Затем он встал, поджег спичкой журнал и терпеливо ворошил его, пока он не сгорел дотла.

С бритвенными принадлежностями в кармане он пошел по лощине.

Вскоре она расширилась: ровное, песком убеленное дно между крутых уступчатых стен, доверху заросших колючками и кустами.

Деревья над ней по-прежнему смыкались: в небольшом углублении стены был навален хворост, заполнявший выемку целиком.

Он принялся оттаскивать сухие ветви в сторону и, очистив выемку, нашел лопату с коротким черенком.

Лопатой он начал рыть песок, до этого скрытый хворостом, и откопал один за другим шесть бачков с завинчивающимися крышками.

Он не стал их отвинчивать.

Он повалил бачки, пробил их острой лопатой, и песок под ними стал темнеть от хлынувшего струями виски, а в воздухе, в солнечной тиши, разлился запах алкоголя.
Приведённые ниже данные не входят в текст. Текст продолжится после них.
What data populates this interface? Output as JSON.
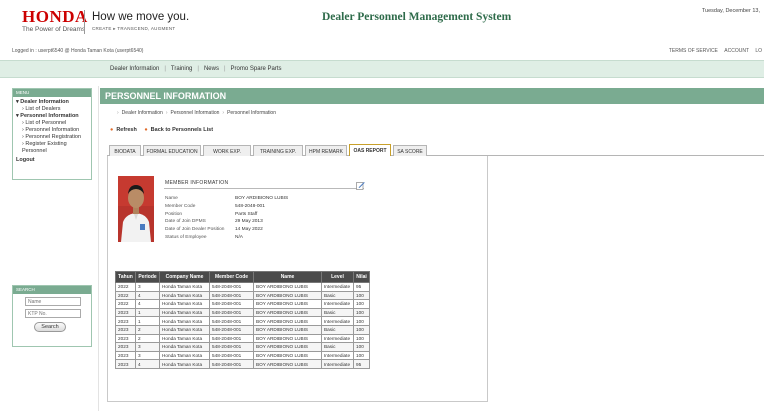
{
  "header": {
    "brand": "HONDA",
    "brand_tag": "The Power of Dreams",
    "slogan": "How we move you.",
    "slogan_sub": "CREATE ▸ TRANSCEND, AUGMENT",
    "system_title": "Dealer Personnel Management System",
    "date": "Tuesday, December 13,"
  },
  "login": {
    "status": "Logged in : userpt6540 @ Honda Taman Kota (userpt6540)",
    "terms": "TERMS OF SERVICE",
    "account": "ACCOUNT",
    "logout": "LO"
  },
  "topnav": [
    "Dealer Information",
    "Training",
    "News",
    "Promo Spare Parts"
  ],
  "sidebar": {
    "menu_header": "MENU",
    "groups": [
      {
        "label": "Dealer Information",
        "items": [
          "List of Dealers"
        ]
      },
      {
        "label": "Personnel Information",
        "items": [
          "List of Personnel",
          "Personnel Information",
          "Personnel Registration",
          "Register Existing Personnel"
        ]
      }
    ],
    "logout": "Logout",
    "search_header": "SEARCH",
    "search_name_placeholder": "Name",
    "search_ktp_placeholder": "KTP No.",
    "search_button": "Search"
  },
  "page": {
    "title": "PERSONNEL INFORMATION",
    "breadcrumb": [
      "Dealer Information",
      "Personnel Information",
      "Personnel Information"
    ],
    "refresh": "Refresh",
    "back": "Back to Personnels List"
  },
  "tabs": [
    "BIODATA",
    "FORMAL EDUCATION",
    "WORK EXP.",
    "TRAINING EXP.",
    "HPM REMARK",
    "OAS REPORT",
    "SA SCORE"
  ],
  "active_tab": "OAS REPORT",
  "member": {
    "title": "MEMBER INFORMATION",
    "fields": [
      {
        "label": "Name",
        "value": "BOY ARDIBIONO LUBIS"
      },
      {
        "label": "Member Code",
        "value": "548-2048-001"
      },
      {
        "label": "Position",
        "value": "Parts Staff"
      },
      {
        "label": "Date of Join DPMS",
        "value": "29 May 2013"
      },
      {
        "label": "Date of Join Dealer Position",
        "value": "14 May 2022"
      },
      {
        "label": "Status of Employee",
        "value": "N/A"
      }
    ]
  },
  "oas_table": {
    "headers": [
      "Tahun",
      "Periode",
      "Company Name",
      "Member Code",
      "Name",
      "Level",
      "Nilai"
    ],
    "rows": [
      [
        "2022",
        "3",
        "Honda Taman Kota",
        "548-2048-001",
        "BOY ARDIBIONO LUBIS",
        "Intermediate",
        "95"
      ],
      [
        "2022",
        "4",
        "Honda Taman Kota",
        "548-2048-001",
        "BOY ARDIBIONO LUBIS",
        "Basic",
        "100"
      ],
      [
        "2022",
        "4",
        "Honda Taman Kota",
        "548-2048-001",
        "BOY ARDIBIONO LUBIS",
        "Intermediate",
        "100"
      ],
      [
        "2023",
        "1",
        "Honda Taman Kota",
        "548-2048-001",
        "BOY ARDIBIONO LUBIS",
        "Basic",
        "100"
      ],
      [
        "2023",
        "1",
        "Honda Taman Kota",
        "548-2048-001",
        "BOY ARDIBIONO LUBIS",
        "Intermediate",
        "100"
      ],
      [
        "2023",
        "2",
        "Honda Taman Kota",
        "548-2048-001",
        "BOY ARDIBIONO LUBIS",
        "Basic",
        "100"
      ],
      [
        "2023",
        "2",
        "Honda Taman Kota",
        "548-2048-001",
        "BOY ARDIBIONO LUBIS",
        "Intermediate",
        "100"
      ],
      [
        "2023",
        "3",
        "Honda Taman Kota",
        "548-2048-001",
        "BOY ARDIBIONO LUBIS",
        "Basic",
        "100"
      ],
      [
        "2023",
        "3",
        "Honda Taman Kota",
        "548-2048-001",
        "BOY ARDIBIONO LUBIS",
        "Intermediate",
        "100"
      ],
      [
        "2023",
        "4",
        "Honda Taman Kota",
        "548-2048-001",
        "BOY ARDIBIONO LUBIS",
        "Intermediate",
        "95"
      ]
    ]
  },
  "colors": {
    "brand_red": "#cc0000",
    "accent_green": "#7aab91",
    "title_green": "#2e6b4a",
    "nav_bg": "#dfeee5",
    "active_tab_border": "#c8a02a"
  }
}
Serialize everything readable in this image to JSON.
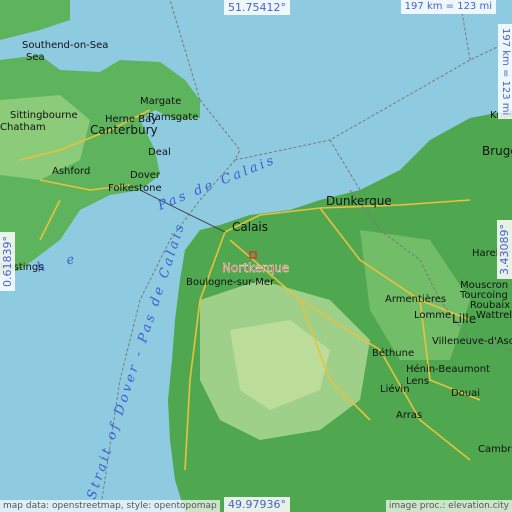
{
  "map": {
    "highlight": "Nortkerque",
    "coords": {
      "top": "51.75412°",
      "bottom": "49.97936°",
      "left": "0.61839°",
      "right": "3.43089°"
    },
    "scale": {
      "top": "197 km = 123 mi",
      "right": "197 km = 123 mi"
    },
    "attribution": {
      "left": "map data: openstreetmap, style: opentopomap",
      "right": "image proc.: elevation.city"
    },
    "water_labels": {
      "pas_de_calais": "Pas de Calais",
      "strait": "Strait of Dover - Pas de Calais",
      "the": "he"
    },
    "places": [
      {
        "name": "Southend-on-Sea",
        "line2": "Sea"
      },
      {
        "name": "Margate"
      },
      {
        "name": "Herne Bay"
      },
      {
        "name": "Ramsgate"
      },
      {
        "name": "Sittingbourne"
      },
      {
        "name": "Canterbury"
      },
      {
        "name": "Deal"
      },
      {
        "name": "Dover"
      },
      {
        "name": "Ashford"
      },
      {
        "name": "Folkestone"
      },
      {
        "name": "Calais"
      },
      {
        "name": "Dunkerque"
      },
      {
        "name": "Knokke"
      },
      {
        "name": "Brugge"
      },
      {
        "name": "Boulogne-sur-Mer"
      },
      {
        "name": "Harelbeke"
      },
      {
        "name": "Mouscron"
      },
      {
        "name": "Tourcoing"
      },
      {
        "name": "Roubaix"
      },
      {
        "name": "Wattrelos"
      },
      {
        "name": "Armentières"
      },
      {
        "name": "Lomme"
      },
      {
        "name": "Lille"
      },
      {
        "name": "Villeneuve-d'Ascq"
      },
      {
        "name": "Béthune"
      },
      {
        "name": "Hénin-Beaumont"
      },
      {
        "name": "Lens"
      },
      {
        "name": "Liévin"
      },
      {
        "name": "Douai"
      },
      {
        "name": "Arras"
      },
      {
        "name": "Cambrai"
      },
      {
        "name": "Chatham"
      },
      {
        "name": "Hastings"
      }
    ],
    "colors": {
      "sea": "#8ecae0",
      "land": "#5cb85c",
      "highland": "#a8d08d",
      "roads": "#e8c23a",
      "border": "#7a7a7a",
      "highlight": "#e03030"
    }
  }
}
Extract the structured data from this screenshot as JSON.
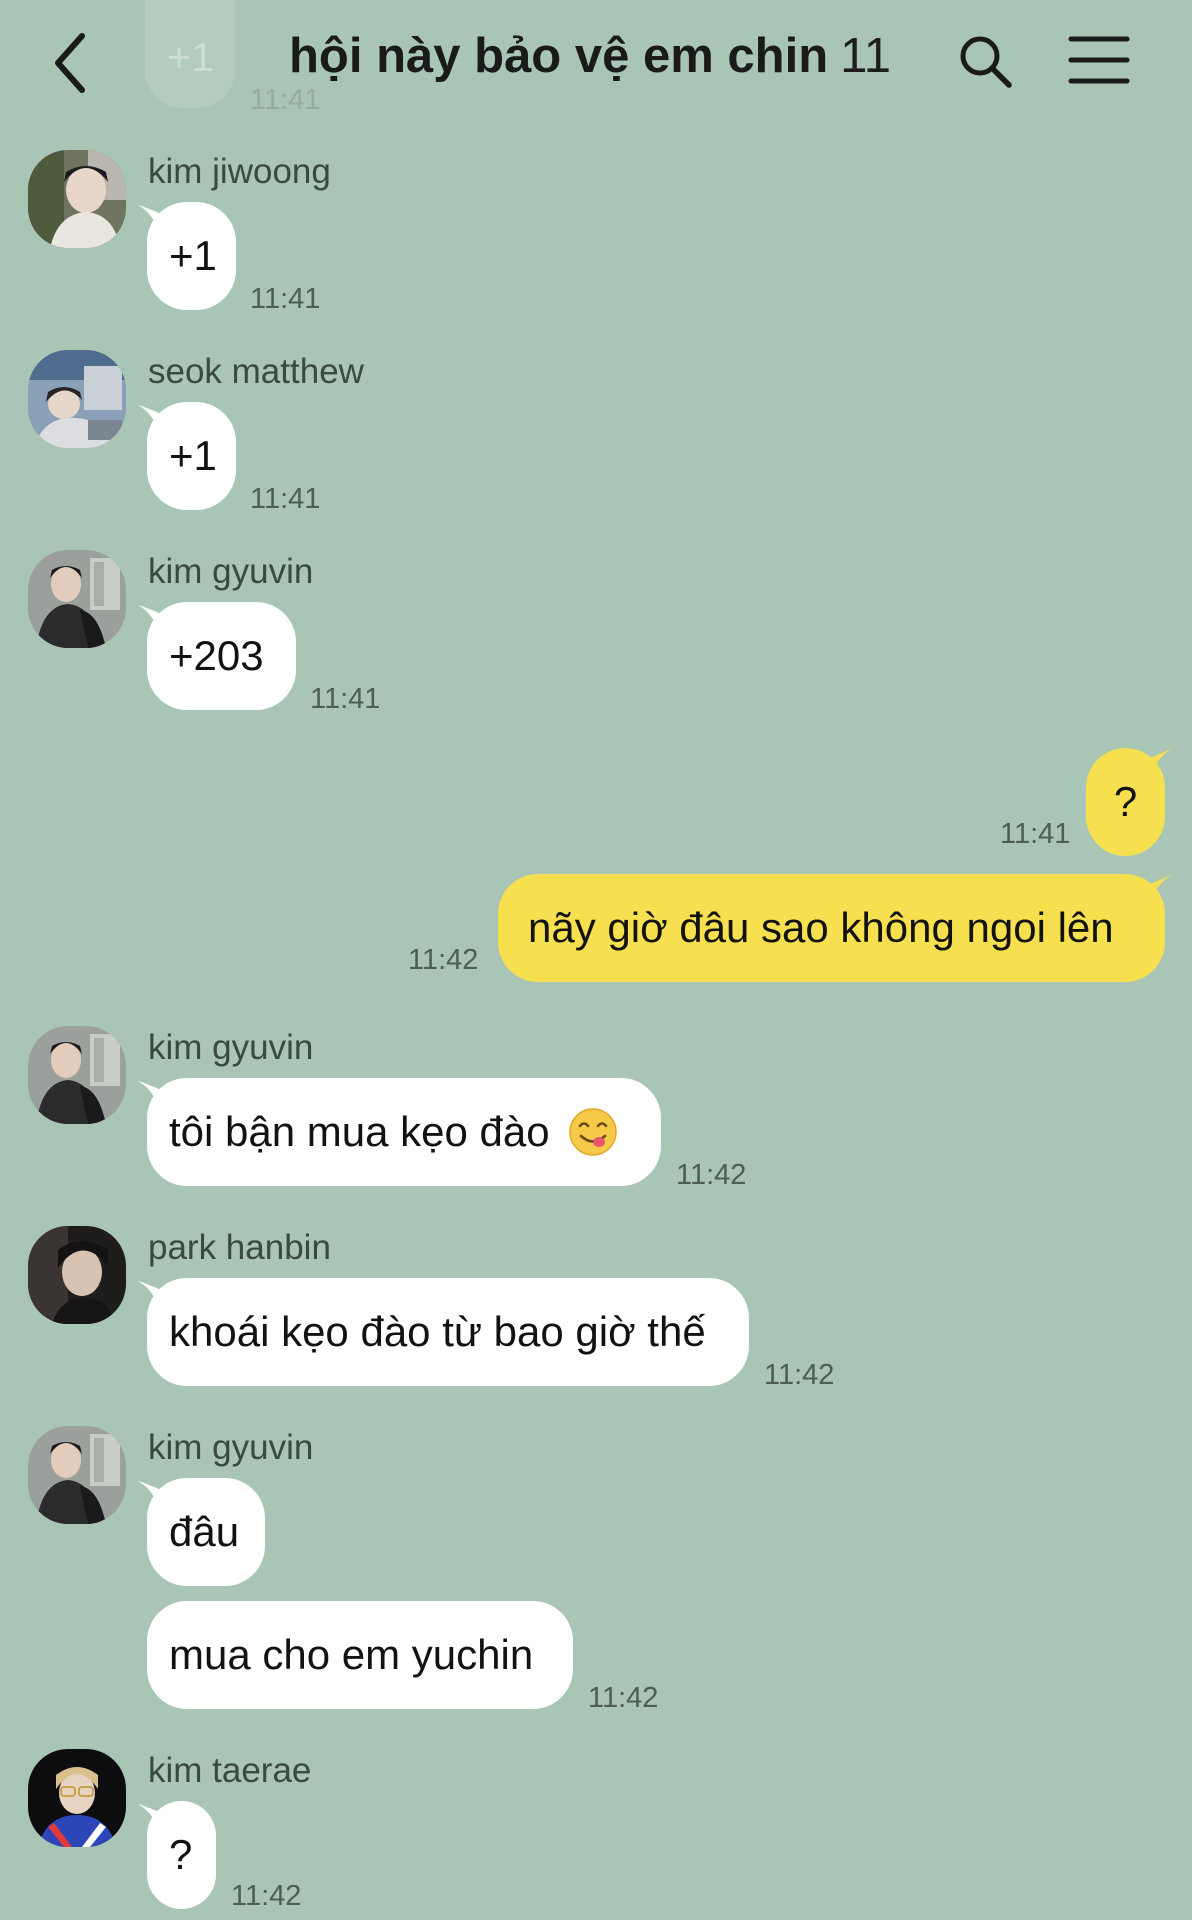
{
  "header": {
    "title": "hội này bảo vệ em chin",
    "member_count": "11"
  },
  "scrolled_top": {
    "text": "+1",
    "time": "11:41"
  },
  "messages": [
    {
      "sender": "kim jiwoong",
      "text": "+1",
      "time": "11:41"
    },
    {
      "sender": "seok matthew",
      "text": "+1",
      "time": "11:41"
    },
    {
      "sender": "kim gyuvin",
      "text": "+203",
      "time": "11:41"
    },
    {
      "sender": "me",
      "text": "?",
      "time": "11:41"
    },
    {
      "sender": "me",
      "text": "nãy giờ đâu sao không ngoi lên",
      "time": "11:42"
    },
    {
      "sender": "kim gyuvin",
      "text": "tôi bận mua kẹo đào",
      "time": "11:42",
      "emoji": "yum-face-emoji"
    },
    {
      "sender": "park hanbin",
      "text": "khoái kẹo đào từ bao giờ thế",
      "time": "11:42"
    },
    {
      "sender": "kim gyuvin",
      "text": "đâu"
    },
    {
      "sender": "kim gyuvin",
      "text": "mua cho em yuchin",
      "time": "11:42"
    },
    {
      "sender": "kim taerae",
      "text": "?",
      "time": "11:42"
    }
  ],
  "colors": {
    "background": "#a8c5b6",
    "incoming_bubble": "#ffffff",
    "outgoing_bubble": "#f6e04f"
  }
}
Он опорожнил их тщательно, не торопясь, с застывшим, как маска, лицом.

Когда бачки опустели, он свалил их в яму, кое-как забросал песком, затащил хворост обратно и спрятал лопату.

Ветки скрыли мокрое пятно, но не могли скрыть запах.

Он опять посмотрел на солнце.

Полдень миновал.

В семь часов вечера он был в городе, в ресторане на боковой улочке и ел, сидя на табурете за скользкой, отполированной трением деревянной стойкой, ужинал.

В девять часов он стоял у парикмахерской, глядя через стекло на человека, которого взял себе в напарники.

Он стоял совершенно неподвижно, засунув руки в карманы, и дым сигареты плавал перед его неподвижным лицом, а кепка, как прежде жесткая шляпа, была заломлена лихо и вместе с тем зловеще.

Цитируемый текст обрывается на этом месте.